# forum upgraded to use HTTPS



## TUGBrian (Oct 10, 2017)

we recently updated the forum to now utilize https by default, please please let us know if you run into any issues with browsing the forums or any errors or anything for that matter that seems out of the ordinary.

thanks!


----------



## davidvel (Oct 11, 2017)

Working!


----------



## TUGBrian (Oct 11, 2017)

ok, took a bit longer than I thought...but all connections to the forums should now default to use https..and thus our forums are secure!

as mentioned above, if you encounter anything wonky...please post (and if you cant post, email me at tug@tug2.net)


----------



## pedro47 (Oct 11, 2017)

No problems as of 6:55 AM.


----------



## Passepartout (Oct 11, 2017)

Thanks Brian! I never would've noticed it if you didn't point it out. All's well.

Jim


----------



## TUGBrian (Oct 11, 2017)

yea if we do it right...nothing at all should change as far as the end user is concerned!

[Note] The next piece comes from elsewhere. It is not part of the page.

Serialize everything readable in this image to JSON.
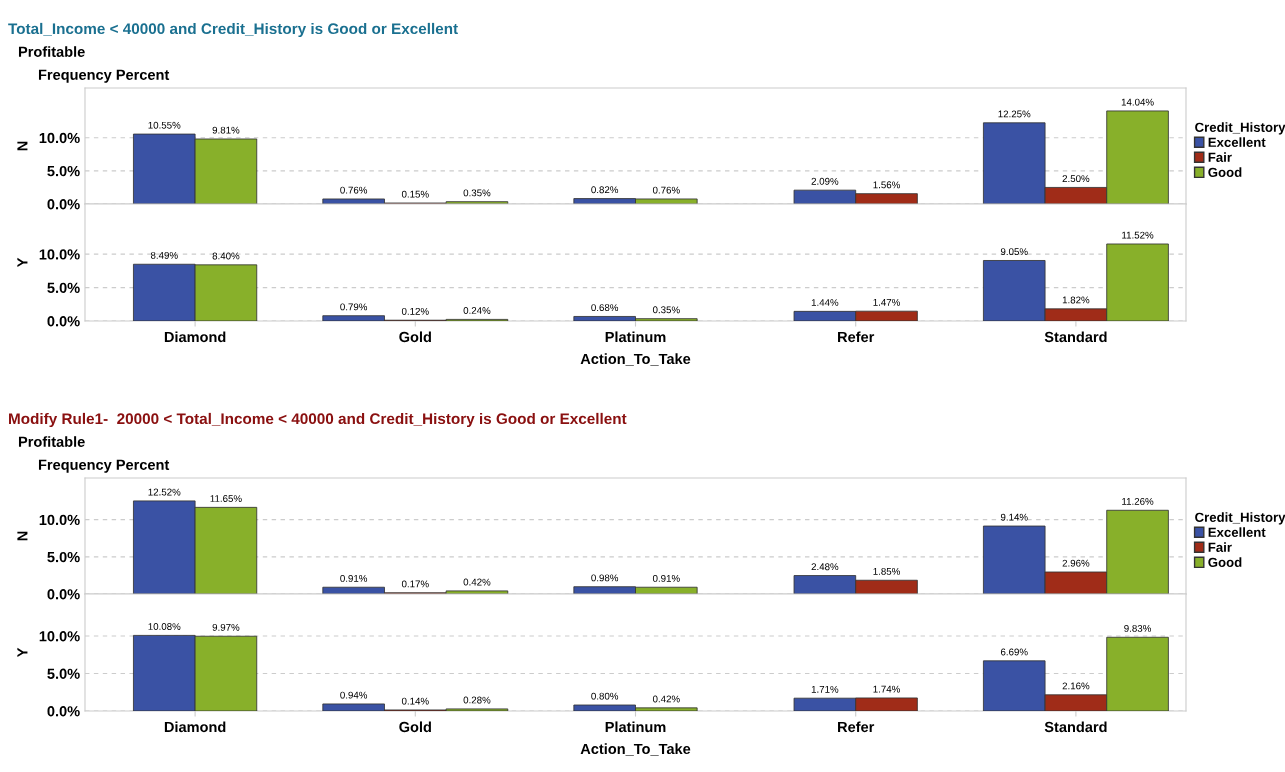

however google started penalizing sites that did not do this in search result rankings...and also with the browser warnings in chrome.  thankfully it wasnt all that big of a deal to reconfigure the forum!


----------



## DaveNV (Oct 11, 2017)

It's good to go at my house. 

Dave


----------



## Jaybee (Oct 15, 2017)

Never let it be said that Tug is not up-to-date. Thanks, Brian!


----------



## rfc0001 (Jan 9, 2018)

TUGBrian said:


> we recently updated the forum to now utilize https by default, please please let us know if you run into any issues with browsing the forums or any errors or anything for that matter that seems out of the ordinary.
> 
> thanks!


Glad to see this .

I would also recommend enabling Image Proxy in XF to avoid mixed content warnings:





Convert Image XF Add-on (and Convert Image All for existing posts) also are good for avoiding mixed content warnings since they convert all hotlinked images to Attachments and avoid broken image links down the road.  You'll still need to proxy images since you'll have a handful of http images in people's signatures.


----------